This week’s crockpot creation is from Shannon of Shannon’s Kitchen Creations. It only takes 5 minutes to put together chicken enchilada casserole together in the crockpot. Dinner is served when you walk in the door ~ just add your favorite toppings (salsa, sour cream, guacamole) and dig in!
- 1 cup salsa verde or 1 (7 ounce) jar of tomatillo sauce
- 1 cup fat free sour cream or plain Greek Yogurt
- 1 garlic clove, minced
- 1/3 cup chopped fresh cilantro
- 8 Mission Extra Thin Corn Tortillas
- 2 cups cooked, shredded chicken
- 1 cup reduced fat grated cheddar cheese
1. Mix cilantro, salsa, Greek Yogurt and garlic in a bowl.
2. Spray crockpot with non-stick cooking spray. Place 2 or 3 tortillas in the bottom of the crock pot. (overlapping as much as possible, you can cut them to fit if necessary)
3. Spoon 1/4 of the salsa mixture over the tortillas.
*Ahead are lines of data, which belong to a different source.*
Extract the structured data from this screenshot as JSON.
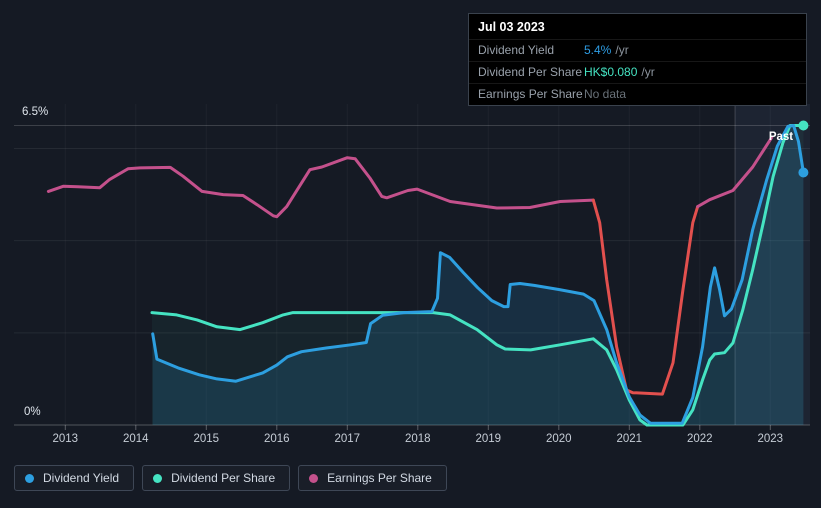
{
  "tooltip": {
    "date": "Jul 03 2023",
    "rows": [
      {
        "label": "Dividend Yield",
        "value": "5.4%",
        "unit": "/yr",
        "color": "#2e9de4"
      },
      {
        "label": "Dividend Per Share",
        "value": "HK$0.080",
        "unit": "/yr",
        "color": "#45e3c2"
      },
      {
        "label": "Earnings Per Share",
        "value": "No data",
        "unit": "",
        "color": "#697179"
      }
    ]
  },
  "legend": {
    "items": [
      {
        "label": "Dividend Yield",
        "color": "#2d9fe0"
      },
      {
        "label": "Dividend Per Share",
        "color": "#45e3c2"
      },
      {
        "label": "Earnings Per Share",
        "color": "#c4518c"
      }
    ]
  },
  "chart_data": {
    "type": "line",
    "x_ticks": [
      2013,
      2014,
      2015,
      2016,
      2017,
      2018,
      2019,
      2020,
      2021,
      2022,
      2023
    ],
    "y_axis": {
      "top_label": "6.5%",
      "bottom_label": "0%",
      "max_pct": 6.5,
      "min_pct": 0,
      "gridlines_pct": [
        2,
        4,
        6
      ]
    },
    "past_label": "Past",
    "past_start_year": 2022.5,
    "series": [
      {
        "name": "Earnings Per Share",
        "color": "#c4518c",
        "area_opacity": 0,
        "end_dot": false,
        "segments": [
          {
            "color": "#c4518c",
            "points": [
              [
                2012.76,
                5.07
              ],
              [
                2012.97,
                5.18
              ],
              [
                2013.18,
                5.17
              ],
              [
                2013.49,
                5.15
              ],
              [
                2013.63,
                5.33
              ],
              [
                2013.89,
                5.56
              ],
              [
                2014.06,
                5.58
              ],
              [
                2014.49,
                5.59
              ],
              [
                2014.67,
                5.4
              ],
              [
                2014.94,
                5.07
              ],
              [
                2015.24,
                5.0
              ],
              [
                2015.52,
                4.98
              ],
              [
                2015.72,
                4.78
              ],
              [
                2015.95,
                4.54
              ],
              [
                2016.0,
                4.52
              ],
              [
                2016.14,
                4.74
              ],
              [
                2016.47,
                5.54
              ],
              [
                2016.64,
                5.6
              ],
              [
                2017.0,
                5.8
              ],
              [
                2017.11,
                5.78
              ],
              [
                2017.32,
                5.36
              ],
              [
                2017.49,
                4.96
              ],
              [
                2017.56,
                4.93
              ],
              [
                2017.86,
                5.09
              ],
              [
                2017.99,
                5.12
              ],
              [
                2018.46,
                4.85
              ],
              [
                2019.12,
                4.71
              ],
              [
                2019.59,
                4.72
              ],
              [
                2020.02,
                4.85
              ],
              [
                2020.49,
                4.88
              ]
            ]
          },
          {
            "color": "#e2504e",
            "points": [
              [
                2020.49,
                4.88
              ],
              [
                2020.58,
                4.39
              ],
              [
                2020.68,
                3.15
              ],
              [
                2020.82,
                1.7
              ],
              [
                2020.96,
                0.76
              ],
              [
                2021.05,
                0.7
              ],
              [
                2021.47,
                0.67
              ],
              [
                2021.62,
                1.35
              ],
              [
                2021.76,
                2.93
              ],
              [
                2021.9,
                4.39
              ],
              [
                2021.97,
                4.74
              ]
            ]
          },
          {
            "color": "#c4518c",
            "points": [
              [
                2021.97,
                4.74
              ],
              [
                2022.14,
                4.89
              ],
              [
                2022.47,
                5.09
              ],
              [
                2022.75,
                5.6
              ],
              [
                2023.02,
                6.24
              ]
            ]
          }
        ]
      },
      {
        "name": "Dividend Per Share",
        "color": "#45e3c2",
        "area_opacity": 0.05,
        "end_dot": true,
        "points": [
          [
            2014.23,
            2.44
          ],
          [
            2014.58,
            2.39
          ],
          [
            2014.87,
            2.28
          ],
          [
            2015.15,
            2.13
          ],
          [
            2015.48,
            2.07
          ],
          [
            2015.8,
            2.22
          ],
          [
            2016.09,
            2.39
          ],
          [
            2016.23,
            2.44
          ],
          [
            2018.22,
            2.44
          ],
          [
            2018.46,
            2.39
          ],
          [
            2018.84,
            2.07
          ],
          [
            2019.12,
            1.74
          ],
          [
            2019.24,
            1.65
          ],
          [
            2019.6,
            1.63
          ],
          [
            2020.02,
            1.74
          ],
          [
            2020.49,
            1.87
          ],
          [
            2020.68,
            1.63
          ],
          [
            2020.82,
            1.2
          ],
          [
            2021.0,
            0.54
          ],
          [
            2021.15,
            0.11
          ],
          [
            2021.25,
            0.0
          ],
          [
            2021.76,
            0.0
          ],
          [
            2021.9,
            0.33
          ],
          [
            2022.04,
            0.98
          ],
          [
            2022.14,
            1.41
          ],
          [
            2022.21,
            1.54
          ],
          [
            2022.35,
            1.57
          ],
          [
            2022.47,
            1.78
          ],
          [
            2022.61,
            2.5
          ],
          [
            2022.75,
            3.37
          ],
          [
            2022.9,
            4.39
          ],
          [
            2023.04,
            5.39
          ],
          [
            2023.18,
            6.13
          ],
          [
            2023.28,
            6.5
          ],
          [
            2023.47,
            6.5
          ]
        ]
      },
      {
        "name": "Dividend Yield",
        "color": "#2d9fe0",
        "area_opacity": 0.16,
        "end_dot": true,
        "points": [
          [
            2014.24,
            1.98
          ],
          [
            2014.3,
            1.43
          ],
          [
            2014.6,
            1.24
          ],
          [
            2014.9,
            1.09
          ],
          [
            2015.15,
            1.0
          ],
          [
            2015.42,
            0.95
          ],
          [
            2015.8,
            1.13
          ],
          [
            2016.0,
            1.3
          ],
          [
            2016.15,
            1.48
          ],
          [
            2016.35,
            1.59
          ],
          [
            2016.7,
            1.67
          ],
          [
            2017.05,
            1.74
          ],
          [
            2017.27,
            1.79
          ],
          [
            2017.33,
            2.2
          ],
          [
            2017.5,
            2.38
          ],
          [
            2017.8,
            2.44
          ],
          [
            2018.2,
            2.46
          ],
          [
            2018.28,
            2.75
          ],
          [
            2018.32,
            3.74
          ],
          [
            2018.45,
            3.64
          ],
          [
            2018.65,
            3.3
          ],
          [
            2018.85,
            2.98
          ],
          [
            2019.05,
            2.7
          ],
          [
            2019.22,
            2.57
          ],
          [
            2019.28,
            2.57
          ],
          [
            2019.31,
            3.05
          ],
          [
            2019.45,
            3.07
          ],
          [
            2019.65,
            3.03
          ],
          [
            2020.0,
            2.94
          ],
          [
            2020.35,
            2.84
          ],
          [
            2020.5,
            2.7
          ],
          [
            2020.68,
            2.07
          ],
          [
            2020.82,
            1.35
          ],
          [
            2021.0,
            0.61
          ],
          [
            2021.15,
            0.22
          ],
          [
            2021.3,
            0.04
          ],
          [
            2021.75,
            0.04
          ],
          [
            2021.9,
            0.6
          ],
          [
            2022.04,
            1.7
          ],
          [
            2022.15,
            3.0
          ],
          [
            2022.21,
            3.41
          ],
          [
            2022.28,
            2.95
          ],
          [
            2022.35,
            2.37
          ],
          [
            2022.45,
            2.52
          ],
          [
            2022.6,
            3.15
          ],
          [
            2022.75,
            4.24
          ],
          [
            2022.95,
            5.33
          ],
          [
            2023.1,
            6.05
          ],
          [
            2023.25,
            6.48
          ],
          [
            2023.33,
            6.5
          ],
          [
            2023.4,
            6.15
          ],
          [
            2023.47,
            5.48
          ]
        ]
      }
    ]
  }
}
Spread 1/2 chicken over the mixture and cover evenly with 1/4 cup of cheese.
4. Top with 2 or 3 more tortillas and spoon 1/4 of salsa mixture, remainder of chicken and 1/4 cup of cheese.
5. Place last 2 or 3 tortillas over the second layer and top with the rest of the salsa mixture and the remainder of the cheese.
6. Cover and cook on low for 4 hours.